Contributors

Robin Behn is the author of Paper Bird, The Red Hour and Horizon Note, winner of the Brittingham Prize. She is also co-editor of The Practice of Poetry: Writing Exercises from Poets Who Teach.Her work appears in the Pushcart Prize anthology, Best American Poetry, and many literary journals.

Joseph Bradshaw lives in Portland, where he's one of the coordinators of the Spare Room reading series. Some poems have recently been published at No Tell Motel, and are forthcoming in Traverse and Take Out.

Michael Broder received his MFA from the Creative Writing Program at New York University in 2005. His work has appeared in Painted Bride Quarterly, La Petite Zine, the Brooklyn Review, and the Capilano Review, as well as in the anthology This New Breed, and is forthcoming in BLOOM, Softblow, and Unpleasant Event Schedule. He is working on a doctorate in classical studies at the City University of New York and teaches in the classics department at Brooklyn College.

Laton Carter lives in Eugene, Oregon. His first collection of poems, Leaving, was published by the University of Chicago Press in 2004, and won the Stafford/Hall Award for Poetry in the Oregon Book Awards, judged by Mark Doty, in 2005.

Graham Foust is the author of Leave the Room to Itself and As in Every Deafness. He has published poems, essays, and reviews in Conjunctions, Fence, Verse, Painted Bride Quarterly, American Letters and Commentary and other journals.

Dean Gorman lives in Portland. His work has appeared in Typo, Verso, and Unpleasant Event Schedule. He also writes freelance music reviews for The Portland Mercury and Music Liberation Project.

Cecelia Hagen's
poetry has been published in Seattle Review, Prairie Schooner, Rolling Stone, and other publications. Her chapbook Fringe Living was published by 26 Books, and in 2001 she was the recipient of a Writer's Fellowship from Oregon Literary Arts.

Bob Hicok
is the author of Insomnia Diary, Animal Soul , Plus Shipping, and The Legend of Light, which won the 1995 Felix Pollak Prize in Poetry and was named a 1997 ALA Booklist Notable Book of the Year. A recipient of two Pushcart Prizes and an NEA Fellowship, he has been published in numerous literary journals and anthologies, including the 1997 and 1999 volumes of Best American Poetry.

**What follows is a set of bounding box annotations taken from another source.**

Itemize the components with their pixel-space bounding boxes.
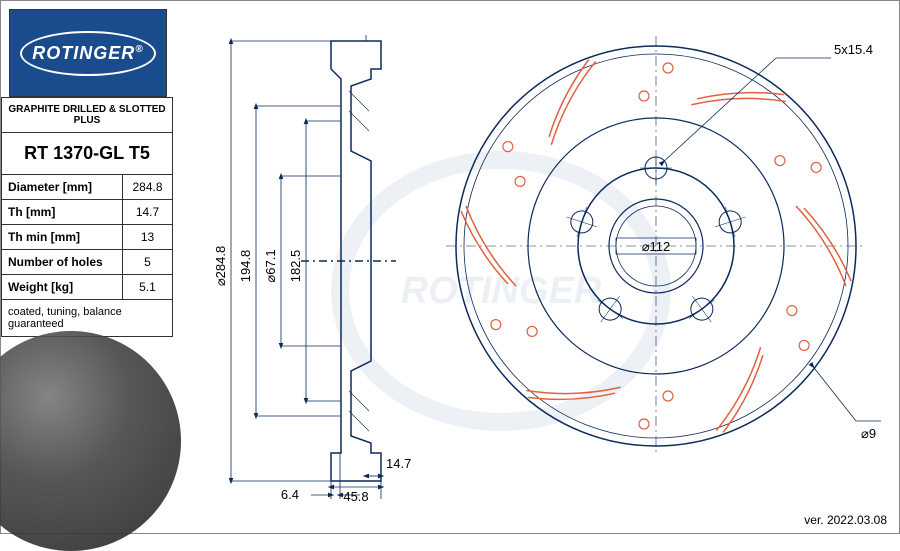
dim-182: 182.5 xyxy=(288,250,303,283)
spec-label: Th min [mm] xyxy=(2,225,123,250)
disc-photo xyxy=(0,331,181,551)
spec-value: 13 xyxy=(123,225,173,250)
spec-value: 284.8 xyxy=(123,175,173,200)
spec-value: 14.7 xyxy=(123,200,173,225)
side-view-drawing: ⌀284.8 194.8 ⌀67.1 182.5 6.4 14.7 45.8 xyxy=(221,21,421,501)
dim-64: 6.4 xyxy=(281,487,299,502)
spec-label: Weight [kg] xyxy=(2,275,123,300)
brand-logo: ROTINGER® xyxy=(9,9,167,97)
spec-label: Diameter [mm] xyxy=(2,175,123,200)
callout-holes: 5x15.4 xyxy=(834,42,873,57)
callout-drill: ⌀9 xyxy=(861,426,876,441)
brand-name: ROTINGER® xyxy=(32,43,143,64)
spec-label: Number of holes xyxy=(2,250,123,275)
callout-pcd: ⌀112 xyxy=(642,239,671,254)
dim-147: 14.7 xyxy=(386,456,411,471)
version-label: ver. 2022.03.08 xyxy=(804,513,887,527)
spec-value: 5.1 xyxy=(123,275,173,300)
part-number: RT 1370-GL T5 xyxy=(2,133,173,175)
dim-diameter: ⌀284.8 xyxy=(213,246,228,286)
product-line: GRAPHITE DRILLED & SLOTTED PLUS xyxy=(2,98,173,133)
spec-table: GRAPHITE DRILLED & SLOTTED PLUS RT 1370-… xyxy=(1,97,173,337)
front-view-drawing: 5x15.4 ⌀112 ⌀9 xyxy=(441,21,891,481)
dim-458: 45.8 xyxy=(343,489,368,504)
spec-label: Th [mm] xyxy=(2,200,123,225)
spec-footer: coated, tuning, balance guaranteed xyxy=(2,300,173,337)
spec-value: 5 xyxy=(123,250,173,275)
dim-194: 194.8 xyxy=(238,250,253,283)
dim-67: ⌀67.1 xyxy=(263,249,278,282)
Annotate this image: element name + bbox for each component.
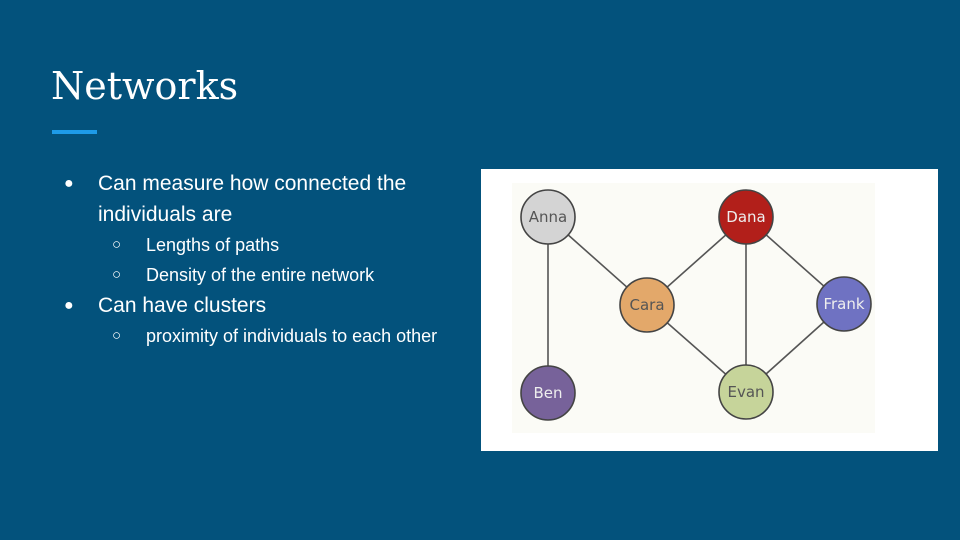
- bullet-circle-icon: ○: [112, 266, 122, 283]
- nodes-layer: Anna Dana Cara Frank Ben Evan: [520, 189, 872, 421]
- network-diagram-panel: Anna Dana Cara Frank Ben Evan: [481, 169, 938, 451]
- bullet-dot-icon: ●: [64, 175, 74, 192]
- subbullet-item: ○ Density of the entire network: [98, 260, 460, 290]
- node-label-anna: Anna: [529, 208, 567, 226]
- bullet-dot-icon: ●: [64, 297, 74, 314]
- network-diagram: Anna Dana Cara Frank Ben Evan: [512, 183, 875, 433]
- subbullet-item: ○ proximity of individuals to each other: [98, 321, 460, 351]
- bullet-text: Can measure how connected the individual…: [98, 172, 407, 226]
- bullet-item: ● Can measure how connected the individu…: [60, 168, 460, 290]
- node-cara: [619, 277, 675, 333]
- bullet-circle-icon: ○: [112, 327, 122, 344]
- subbullet-list: ○ Lengths of paths ○ Density of the enti…: [98, 230, 460, 290]
- subbullet-list: ○ proximity of individuals to each other: [98, 321, 460, 351]
- node-ben: [520, 365, 576, 421]
- node-evan: [718, 364, 774, 420]
- subbullet-item: ○ Lengths of paths: [98, 230, 460, 260]
- node-label-ben: Ben: [533, 384, 562, 402]
- bullet-text: Can have clusters: [98, 294, 267, 317]
- node-label-dana: Dana: [726, 208, 765, 226]
- slide-title: Networks: [51, 64, 239, 108]
- node-label-cara: Cara: [629, 296, 664, 314]
- subbullet-text: Density of the entire network: [146, 265, 375, 285]
- node-label-evan: Evan: [727, 383, 764, 401]
- bullet-circle-icon: ○: [112, 236, 122, 253]
- subbullet-text: proximity of individuals to each other: [146, 326, 438, 346]
- bullet-list: ● Can measure how connected the individu…: [60, 168, 460, 351]
- node-frank: [816, 276, 872, 332]
- bullet-item: ● Can have clusters ○ proximity of indiv…: [60, 290, 460, 351]
- node-anna: [520, 189, 576, 245]
- title-underline: [52, 130, 97, 134]
- node-label-frank: Frank: [823, 295, 864, 313]
- node-dana: [718, 189, 774, 245]
- subbullet-text: Lengths of paths: [146, 235, 280, 255]
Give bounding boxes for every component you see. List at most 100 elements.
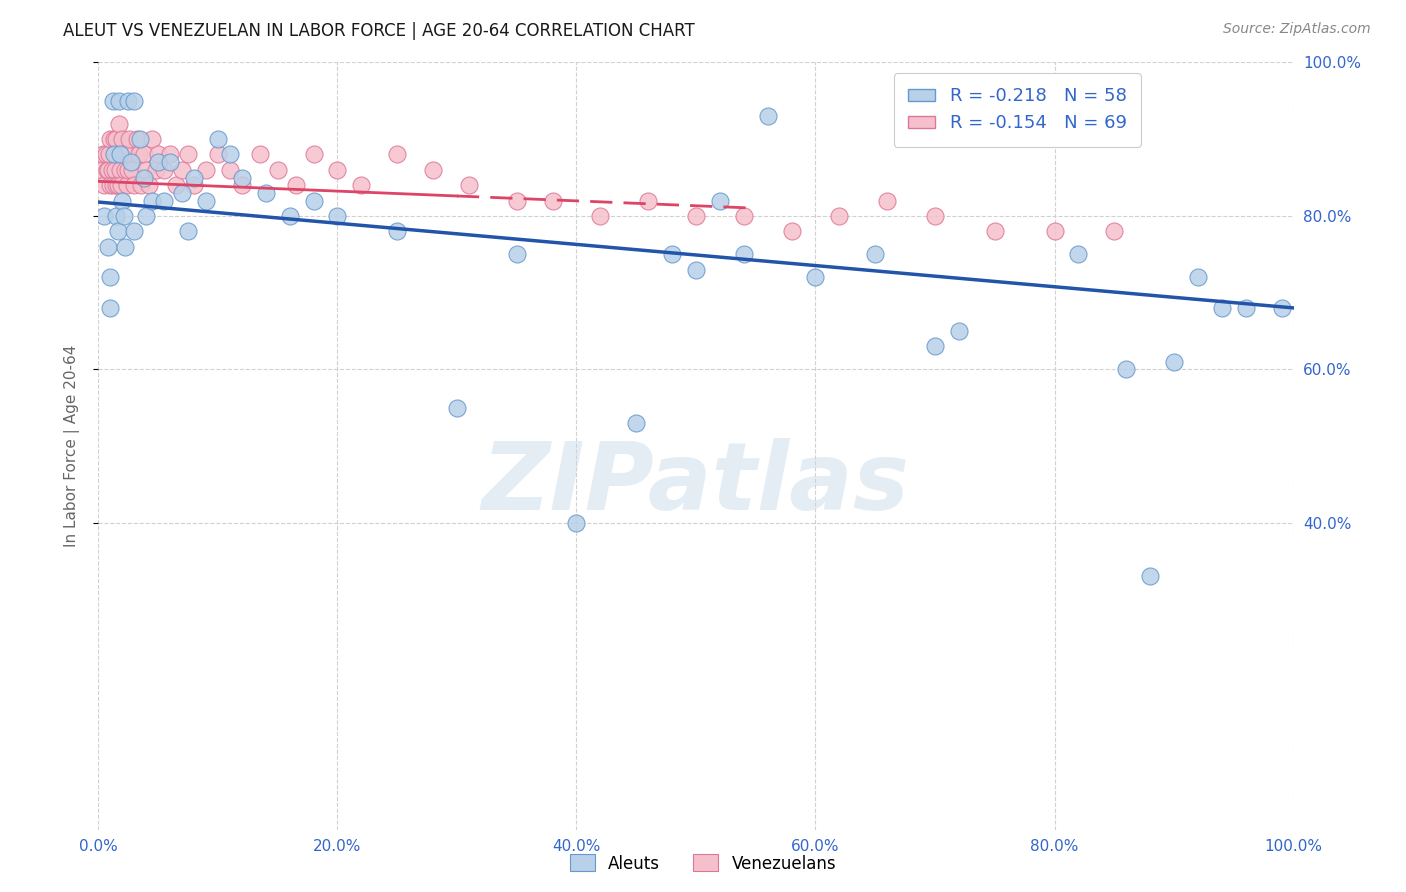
Point bbox=[637, 194, 659, 208]
Point bbox=[183, 178, 205, 193]
Point bbox=[112, 147, 135, 161]
Point bbox=[100, 162, 122, 177]
Point bbox=[207, 147, 229, 161]
Point bbox=[124, 178, 146, 193]
Point bbox=[924, 339, 946, 353]
Point bbox=[1139, 569, 1161, 583]
Point bbox=[98, 178, 122, 193]
Point bbox=[93, 178, 115, 193]
Point bbox=[284, 178, 307, 193]
Point bbox=[107, 178, 129, 193]
Point bbox=[135, 162, 157, 177]
Point bbox=[422, 162, 444, 177]
Point bbox=[733, 247, 755, 261]
Point bbox=[828, 209, 851, 223]
Point bbox=[685, 209, 707, 223]
Point bbox=[129, 132, 152, 146]
Point bbox=[302, 147, 325, 161]
Point bbox=[124, 94, 146, 108]
Point bbox=[780, 224, 803, 238]
Point bbox=[249, 147, 271, 161]
Point bbox=[350, 178, 373, 193]
Point bbox=[91, 162, 114, 177]
Point bbox=[98, 270, 122, 285]
Point bbox=[105, 132, 128, 146]
Point bbox=[97, 162, 120, 177]
Point bbox=[876, 194, 898, 208]
Point bbox=[733, 209, 755, 223]
Point bbox=[148, 147, 170, 161]
Point bbox=[948, 324, 970, 338]
Point bbox=[326, 162, 349, 177]
Point bbox=[138, 178, 160, 193]
Legend: R = -0.218   N = 58, R = -0.154   N = 69: R = -0.218 N = 58, R = -0.154 N = 69 bbox=[894, 73, 1142, 147]
Point bbox=[385, 147, 409, 161]
Point bbox=[207, 132, 229, 146]
Point bbox=[267, 162, 290, 177]
Point bbox=[97, 239, 120, 253]
Text: ZIPatlas: ZIPatlas bbox=[482, 438, 910, 531]
Point bbox=[278, 209, 301, 223]
Point bbox=[865, 247, 887, 261]
Point bbox=[103, 147, 125, 161]
Point bbox=[98, 147, 121, 161]
Point bbox=[541, 194, 564, 208]
Point bbox=[121, 162, 143, 177]
Point bbox=[91, 147, 114, 161]
Point bbox=[135, 209, 157, 223]
Point bbox=[108, 162, 131, 177]
Point bbox=[141, 194, 163, 208]
Point bbox=[124, 224, 146, 238]
Point bbox=[685, 262, 707, 277]
Point bbox=[114, 162, 136, 177]
Point bbox=[1115, 362, 1137, 376]
Point bbox=[984, 224, 1007, 238]
Point bbox=[506, 247, 529, 261]
Legend: Aleuts, Venezuelans: Aleuts, Venezuelans bbox=[562, 847, 844, 880]
Y-axis label: In Labor Force | Age 20-64: In Labor Force | Age 20-64 bbox=[63, 345, 80, 547]
Point bbox=[115, 147, 138, 161]
Point bbox=[110, 178, 132, 193]
Point bbox=[93, 209, 115, 223]
Point bbox=[132, 170, 155, 185]
Point bbox=[128, 147, 150, 161]
Point bbox=[1163, 354, 1185, 368]
Point bbox=[326, 209, 349, 223]
Point bbox=[108, 147, 131, 161]
Point bbox=[107, 117, 129, 131]
Point bbox=[756, 109, 779, 123]
Point bbox=[231, 178, 253, 193]
Point bbox=[117, 162, 139, 177]
Point bbox=[111, 132, 134, 146]
Point bbox=[565, 516, 588, 530]
Text: Source: ZipAtlas.com: Source: ZipAtlas.com bbox=[1223, 22, 1371, 37]
Point bbox=[458, 178, 481, 193]
Point bbox=[1067, 247, 1090, 261]
Point bbox=[114, 239, 136, 253]
Point bbox=[177, 147, 200, 161]
Point bbox=[195, 194, 218, 208]
Point bbox=[145, 162, 167, 177]
Point bbox=[177, 224, 200, 238]
Point bbox=[118, 132, 141, 146]
Point bbox=[924, 209, 946, 223]
Point bbox=[172, 186, 194, 200]
Point bbox=[120, 155, 142, 169]
Point bbox=[153, 162, 176, 177]
Point bbox=[96, 162, 118, 177]
Point bbox=[1271, 301, 1294, 315]
Point bbox=[148, 155, 170, 169]
Point bbox=[98, 301, 122, 315]
Point bbox=[103, 132, 125, 146]
Point bbox=[105, 209, 128, 223]
Point bbox=[1043, 224, 1066, 238]
Point bbox=[159, 155, 181, 169]
Point bbox=[589, 209, 612, 223]
Point bbox=[131, 178, 153, 193]
Point bbox=[219, 162, 242, 177]
Point bbox=[141, 132, 163, 146]
Point bbox=[302, 194, 325, 208]
Point bbox=[107, 224, 129, 238]
Point bbox=[1234, 301, 1257, 315]
Point bbox=[107, 94, 129, 108]
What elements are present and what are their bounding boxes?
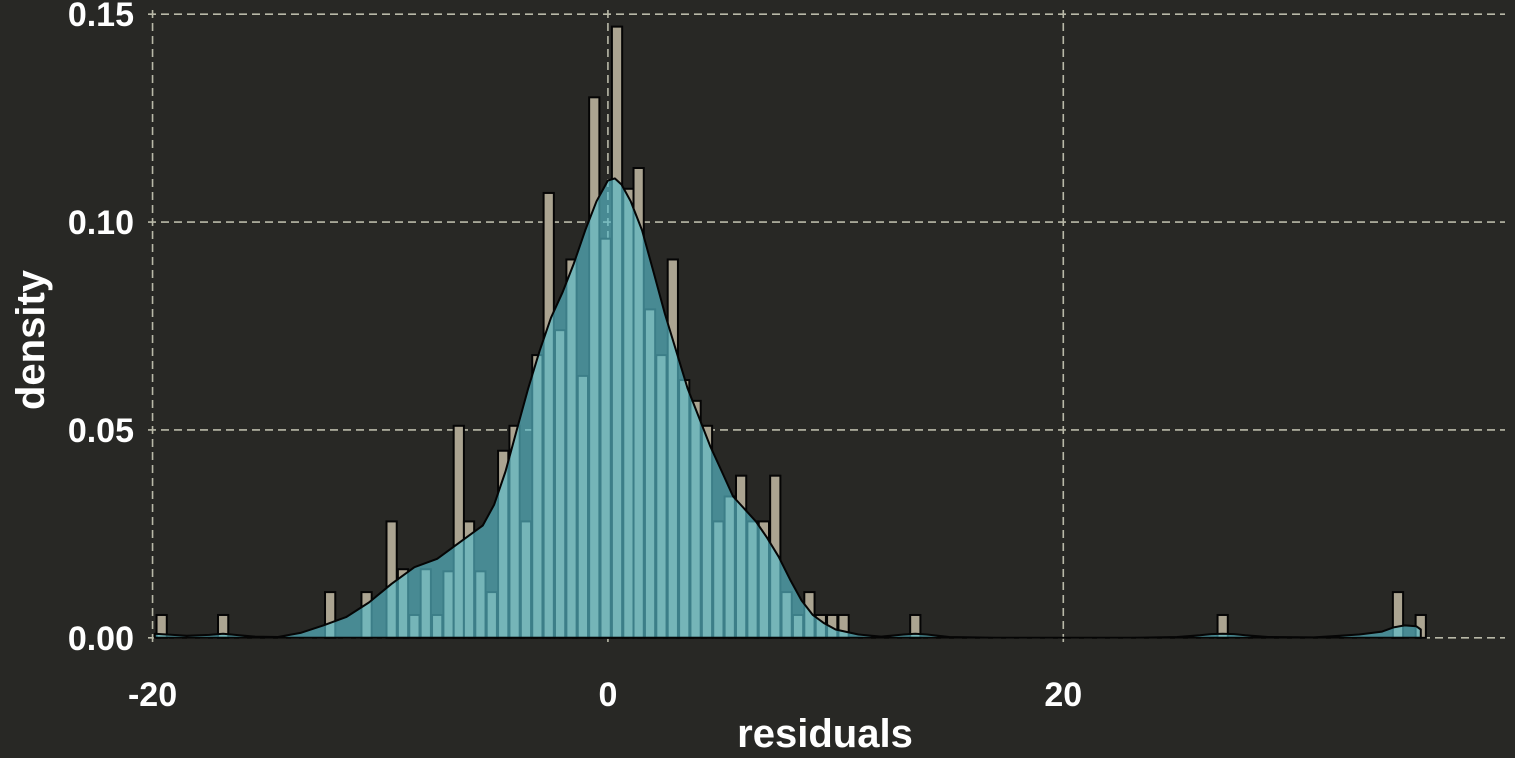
y-axis-title: density (9, 269, 53, 410)
density-curve (153, 177, 1422, 639)
y-tick-label: 0.15 (68, 0, 134, 34)
x-axis-title: residuals (737, 712, 913, 756)
density-curve-layer (153, 177, 1422, 639)
y-tick-label: 0.05 (68, 412, 134, 450)
x-tick-label: 20 (1044, 676, 1082, 714)
x-tick-label: -20 (128, 676, 177, 714)
x-tick-label: 0 (598, 676, 617, 714)
y-tick-label: 0.00 (68, 620, 134, 658)
y-tick-label: 0.10 (68, 204, 134, 242)
tick-labels: -20 0 20 0.00 0.05 0.10 0.15 (68, 0, 1082, 714)
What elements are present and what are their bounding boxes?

Christine Hume is the author of Musca Domestica, winner of the Barnard New Women Poets Prize, and Alaskaphrenia, winner of the Green Rose Award. Her reviews and critical work have been published in American Women Poets in the 21st Century, American Letters & Commentary, Chicago Review, Context, Verse, and online for Constant Critic/Fence, How2, and Slope.

Janine Oshiro received an M.A. in Writing from Portland State University in 2005, and currently attends the University of Iowa Writers' Workshop. She is the recipient of a 2004 poetry fellowship from Oregon Literary Arts.

Alan Michael Parker
is the author of a novel, Cry Uncle, and three books of poems, Days Like Prose, The Vandals, and Love Song with Motor Vehicles. His poems have appeared in The American Poetry Review, The Gettysburg Review, The Kenyon Review, The New Republic, The New Yorker, The Paris Review, Pleiades, and The Yale Review, among other magazines; his prose appears regularly in journals including The New York Times Book Review and The New Yorker.

Alison Stine's chapbook, Lot of My Sister, winner of the Wick Prize, was published by Kent State university Press in 2001.

Thomas Ward is a poet, essayist and the Editor at BOA Editions. His poetry collections include Small Boat with Oars of Different Size and Tumblekid. Two more poetry collections, Various Orbits and Fog in a Suitcase were published in 2004.

Mark Yakich's first book of poems, Unrelated Individuals Forming a Group Waiting to Cross, was a winner of the 2003 National Poetry Series. He is also the author of The Making of Collateral Beauty. He is an assistant professor of English at Central Michigan University in Mount Pleasant.

Ingred Zelada
lives in Portland, where she is a part-time nanny and cabaret singer. For a brief period in the mid-1960's, she was Lucas Bernhardt's agent, and she produced many of his albums in the 1970's.